I grew tired of reporting their IP addresses to their ISPs, which definitely don't care. Specially the Asians.
If you Google some phrases from it it seems like it's been going around nearly verbatim for years.
I think they are probing for mail servers which don't try to force any kind of authentication on From: headers. So mailing lists would probably be a fit for them. They have no idea who their targets are. They are just looking for gullible people to scam.
I'm not sure how a mailing list would end up in a dump like that though, as people don't generally sign up for sites using addresses belonging to mailing lists.
I think these are not terribly sophisticated actors, they're running some scripts and looking for someone gullible enough to give them hundreds of dollars worth of Bitcoin based on what is in the end a pretty far fetched story.
I personally received this exact email just the other day, containing a password that I confirmed I actually used a very long time ago on a now-defunct site (which was known to be in at least one password dump).
I don't buy the "an incorrect password might freak someone out" argument, because the whole point of this scam is that the recipient recognizes the password. Without that password recognition, the inclusion of the password is harmful (because it proves the sender is full of shit) and at best makes the email have no more persuasive power than one that didn't include a password at all.
People do freak out and miss details. Kind of like what people say about 419 scams having poor grammar and spelling. This somewhat ensures that respondents are people who don't read carefully.
And yet some dingus in hyderabad keeps using my email address to sign up on all the job boards in india. Users are weird.
The thing that confuses me about this is that it includes the password. Certainly most people would go "that's not my password" and ignore it. Are they trying to filter out the results to only people with atrocious passwords?
2) Only ever used on one website
3) Was for a LiveJournal account I’d forgotten to delete
Looks similar enough I assume the same script was involved.
Googling the bitcoin addresses I was given gave me zero results, DuckDuckGo gave a small handful of results, so I guess those addresses are also used in bitcoin mining adverts or similar?
To begin I freaked out a bit, then understood it was too old to be meaningfull.
But seeing a password you know in the subject of the mail is a bit scary.
On a side note, while checking here and there, I found a website  displaying password leaked associated with emails. I don't know if they are ok or dangerous, so be carefull.
I tried with emails I knew where in Troy Hunt DB and it gave me the passwords.
It seems that now they just give you the 3 first letters, which is better than last week when you could test other people email just in case !
I like the cut of whoever sent 0.00000666 BTC's jib.
Had me right there. The entertainment value alone would be worth it, if I did not also have to calm down those (few) of my clients who are a little more, shall we say, persuadable?
Then out comes the "good security practices" text, along with credit card monitoring recommendations text, etc.
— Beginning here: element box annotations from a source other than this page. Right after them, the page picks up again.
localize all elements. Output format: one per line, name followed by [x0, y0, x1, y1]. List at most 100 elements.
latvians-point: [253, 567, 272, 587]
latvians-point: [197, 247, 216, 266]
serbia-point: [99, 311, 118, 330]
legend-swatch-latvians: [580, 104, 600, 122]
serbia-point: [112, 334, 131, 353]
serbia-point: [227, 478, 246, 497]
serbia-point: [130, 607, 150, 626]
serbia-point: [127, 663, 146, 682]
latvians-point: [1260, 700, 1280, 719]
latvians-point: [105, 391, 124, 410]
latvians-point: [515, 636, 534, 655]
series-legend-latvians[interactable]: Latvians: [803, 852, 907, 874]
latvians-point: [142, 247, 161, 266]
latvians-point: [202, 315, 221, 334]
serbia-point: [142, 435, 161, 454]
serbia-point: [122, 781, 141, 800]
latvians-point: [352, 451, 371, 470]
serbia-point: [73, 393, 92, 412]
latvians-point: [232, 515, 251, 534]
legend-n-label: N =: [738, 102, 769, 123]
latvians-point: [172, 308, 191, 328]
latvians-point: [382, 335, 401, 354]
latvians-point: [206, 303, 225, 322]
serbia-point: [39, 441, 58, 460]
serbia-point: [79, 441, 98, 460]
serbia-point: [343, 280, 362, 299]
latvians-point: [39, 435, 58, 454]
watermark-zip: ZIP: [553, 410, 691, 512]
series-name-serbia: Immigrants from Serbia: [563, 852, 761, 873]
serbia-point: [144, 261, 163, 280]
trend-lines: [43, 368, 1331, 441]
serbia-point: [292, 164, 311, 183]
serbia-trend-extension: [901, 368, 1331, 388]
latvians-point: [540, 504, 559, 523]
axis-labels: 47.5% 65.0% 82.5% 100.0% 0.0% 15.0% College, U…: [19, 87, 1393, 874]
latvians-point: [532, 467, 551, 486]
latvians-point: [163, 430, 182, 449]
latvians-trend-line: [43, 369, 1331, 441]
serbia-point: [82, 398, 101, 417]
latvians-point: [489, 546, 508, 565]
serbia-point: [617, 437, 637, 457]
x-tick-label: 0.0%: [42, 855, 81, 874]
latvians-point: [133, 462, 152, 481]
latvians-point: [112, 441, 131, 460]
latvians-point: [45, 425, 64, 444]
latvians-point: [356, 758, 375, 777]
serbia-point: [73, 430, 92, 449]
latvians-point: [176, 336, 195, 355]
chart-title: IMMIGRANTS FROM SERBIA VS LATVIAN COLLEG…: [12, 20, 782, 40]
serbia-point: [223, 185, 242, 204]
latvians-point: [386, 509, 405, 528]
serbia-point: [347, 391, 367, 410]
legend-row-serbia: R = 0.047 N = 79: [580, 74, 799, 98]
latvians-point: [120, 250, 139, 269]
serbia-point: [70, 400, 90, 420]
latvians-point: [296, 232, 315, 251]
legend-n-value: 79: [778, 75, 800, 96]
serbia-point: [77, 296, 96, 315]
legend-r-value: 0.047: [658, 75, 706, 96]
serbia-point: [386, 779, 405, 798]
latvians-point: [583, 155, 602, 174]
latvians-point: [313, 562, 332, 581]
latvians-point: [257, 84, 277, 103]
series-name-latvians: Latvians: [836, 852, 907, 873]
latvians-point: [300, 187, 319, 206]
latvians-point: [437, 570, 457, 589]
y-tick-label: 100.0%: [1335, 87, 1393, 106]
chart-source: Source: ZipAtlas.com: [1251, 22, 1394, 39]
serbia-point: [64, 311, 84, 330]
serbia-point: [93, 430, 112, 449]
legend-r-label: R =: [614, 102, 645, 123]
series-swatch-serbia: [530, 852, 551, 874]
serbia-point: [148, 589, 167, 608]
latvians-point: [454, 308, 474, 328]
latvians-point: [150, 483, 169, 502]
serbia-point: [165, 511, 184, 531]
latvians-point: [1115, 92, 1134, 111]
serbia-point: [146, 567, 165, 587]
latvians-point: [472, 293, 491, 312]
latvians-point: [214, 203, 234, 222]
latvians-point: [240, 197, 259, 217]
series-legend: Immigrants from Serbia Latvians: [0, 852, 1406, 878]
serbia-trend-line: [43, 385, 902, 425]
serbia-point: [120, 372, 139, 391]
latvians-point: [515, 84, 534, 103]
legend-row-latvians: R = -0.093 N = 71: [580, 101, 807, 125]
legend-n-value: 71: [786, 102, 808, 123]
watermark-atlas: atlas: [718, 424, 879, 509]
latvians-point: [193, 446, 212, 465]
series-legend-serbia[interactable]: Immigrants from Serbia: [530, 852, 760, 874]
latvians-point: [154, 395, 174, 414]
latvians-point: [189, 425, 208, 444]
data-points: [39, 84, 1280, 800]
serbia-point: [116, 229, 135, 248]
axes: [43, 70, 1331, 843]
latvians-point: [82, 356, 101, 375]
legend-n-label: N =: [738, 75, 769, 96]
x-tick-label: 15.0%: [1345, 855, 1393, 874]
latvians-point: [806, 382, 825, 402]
"I know it's true, 'cause I saw it on tv." - John Fogerty
This is my favorite
> After that, I made a full dump of your disk (I have all your address book, history of viewing sites, all files, phone numbers and addresses of all your contacts).
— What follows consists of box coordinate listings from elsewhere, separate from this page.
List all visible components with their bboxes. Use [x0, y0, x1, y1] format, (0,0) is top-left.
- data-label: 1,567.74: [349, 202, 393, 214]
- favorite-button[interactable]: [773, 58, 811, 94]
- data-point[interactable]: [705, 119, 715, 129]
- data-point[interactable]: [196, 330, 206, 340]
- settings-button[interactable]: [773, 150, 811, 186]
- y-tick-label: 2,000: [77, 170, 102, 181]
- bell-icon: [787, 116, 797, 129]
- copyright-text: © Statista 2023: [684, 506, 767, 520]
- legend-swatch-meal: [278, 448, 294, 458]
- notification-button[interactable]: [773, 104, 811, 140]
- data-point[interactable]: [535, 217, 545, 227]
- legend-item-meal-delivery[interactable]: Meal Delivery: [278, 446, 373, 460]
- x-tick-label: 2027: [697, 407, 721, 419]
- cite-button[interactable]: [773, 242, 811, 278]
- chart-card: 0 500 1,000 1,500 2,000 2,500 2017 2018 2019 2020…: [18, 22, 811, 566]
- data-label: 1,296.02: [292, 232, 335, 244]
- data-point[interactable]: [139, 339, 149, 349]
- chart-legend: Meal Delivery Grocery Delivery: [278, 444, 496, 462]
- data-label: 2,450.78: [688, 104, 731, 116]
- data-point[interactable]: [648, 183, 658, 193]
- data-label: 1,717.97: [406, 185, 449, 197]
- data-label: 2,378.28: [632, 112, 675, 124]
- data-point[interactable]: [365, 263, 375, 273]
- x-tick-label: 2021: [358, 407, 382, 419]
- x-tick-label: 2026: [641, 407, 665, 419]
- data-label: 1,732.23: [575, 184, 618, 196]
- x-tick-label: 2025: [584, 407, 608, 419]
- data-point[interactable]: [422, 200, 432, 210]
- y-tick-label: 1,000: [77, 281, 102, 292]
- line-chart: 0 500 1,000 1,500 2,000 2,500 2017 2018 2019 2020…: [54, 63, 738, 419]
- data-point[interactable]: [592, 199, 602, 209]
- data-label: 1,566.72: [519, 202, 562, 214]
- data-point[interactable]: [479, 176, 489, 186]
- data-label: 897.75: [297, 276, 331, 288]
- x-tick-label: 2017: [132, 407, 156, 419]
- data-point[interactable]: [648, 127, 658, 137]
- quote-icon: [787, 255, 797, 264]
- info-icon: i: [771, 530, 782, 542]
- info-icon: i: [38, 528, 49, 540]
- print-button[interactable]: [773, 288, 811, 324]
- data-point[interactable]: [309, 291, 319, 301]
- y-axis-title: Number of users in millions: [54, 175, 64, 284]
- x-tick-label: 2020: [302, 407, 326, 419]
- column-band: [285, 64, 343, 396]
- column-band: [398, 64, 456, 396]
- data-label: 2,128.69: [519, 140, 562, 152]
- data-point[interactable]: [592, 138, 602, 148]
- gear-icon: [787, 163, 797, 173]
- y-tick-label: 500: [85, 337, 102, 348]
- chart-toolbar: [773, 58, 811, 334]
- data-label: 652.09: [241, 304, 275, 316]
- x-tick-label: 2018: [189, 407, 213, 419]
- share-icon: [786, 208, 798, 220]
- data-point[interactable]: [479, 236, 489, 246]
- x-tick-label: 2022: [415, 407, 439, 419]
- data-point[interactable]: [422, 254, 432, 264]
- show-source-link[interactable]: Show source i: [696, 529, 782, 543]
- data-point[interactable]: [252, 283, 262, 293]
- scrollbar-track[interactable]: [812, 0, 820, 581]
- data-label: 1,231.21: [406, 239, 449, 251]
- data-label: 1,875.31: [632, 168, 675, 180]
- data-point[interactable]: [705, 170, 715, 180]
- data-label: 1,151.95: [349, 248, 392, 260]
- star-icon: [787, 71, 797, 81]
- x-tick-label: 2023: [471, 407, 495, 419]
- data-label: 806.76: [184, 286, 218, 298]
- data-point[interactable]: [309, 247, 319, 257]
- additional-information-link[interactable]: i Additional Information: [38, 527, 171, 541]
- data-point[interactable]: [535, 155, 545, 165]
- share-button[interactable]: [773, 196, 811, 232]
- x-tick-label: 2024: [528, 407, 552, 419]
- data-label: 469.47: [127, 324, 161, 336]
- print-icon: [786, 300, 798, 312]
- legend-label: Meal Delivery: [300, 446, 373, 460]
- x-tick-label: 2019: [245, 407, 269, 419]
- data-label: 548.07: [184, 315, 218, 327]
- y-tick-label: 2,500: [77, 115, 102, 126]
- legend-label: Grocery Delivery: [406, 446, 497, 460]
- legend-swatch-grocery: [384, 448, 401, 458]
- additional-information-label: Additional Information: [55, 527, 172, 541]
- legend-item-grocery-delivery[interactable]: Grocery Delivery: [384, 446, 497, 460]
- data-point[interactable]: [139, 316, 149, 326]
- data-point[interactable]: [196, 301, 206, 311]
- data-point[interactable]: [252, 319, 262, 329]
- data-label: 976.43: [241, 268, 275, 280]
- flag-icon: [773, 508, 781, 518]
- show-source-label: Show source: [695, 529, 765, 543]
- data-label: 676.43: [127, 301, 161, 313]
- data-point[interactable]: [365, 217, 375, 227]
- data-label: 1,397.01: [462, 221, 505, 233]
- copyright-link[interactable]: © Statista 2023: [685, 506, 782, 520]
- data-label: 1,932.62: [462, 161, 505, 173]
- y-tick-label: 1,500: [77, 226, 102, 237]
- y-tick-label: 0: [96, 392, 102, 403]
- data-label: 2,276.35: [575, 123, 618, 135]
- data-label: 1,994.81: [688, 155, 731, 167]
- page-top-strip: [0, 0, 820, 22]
> I made a screenshot of the intimate website where you have fun (you know what it is about, right?).
After that, I took off your joys (using the camera of your device). It turned out beautifully, do not hesitate.
+1 for social engineering.
and very similar to the thousands of other such mails sent out every day by scammers.
They're using email/password combinations from lists of leaked accounts. I use a distinct email address for every site (qmail's scheme: x-foo@mydomain), and so the setup was very transparent to me. But I can see the technique totally working on a basic user who reuses passwords and email addresses.
The most impressive part of this hack is that he got read receipts for emails!
How informative and thoughtful of them.
Total Received 2.98619488 BTC (apx $19k USD)
So not an unsuccessful campaign I guess
The unique thing about these ones is that they send it from your own address. I.e. they spoof your address so that it looks like your account really has been compromised.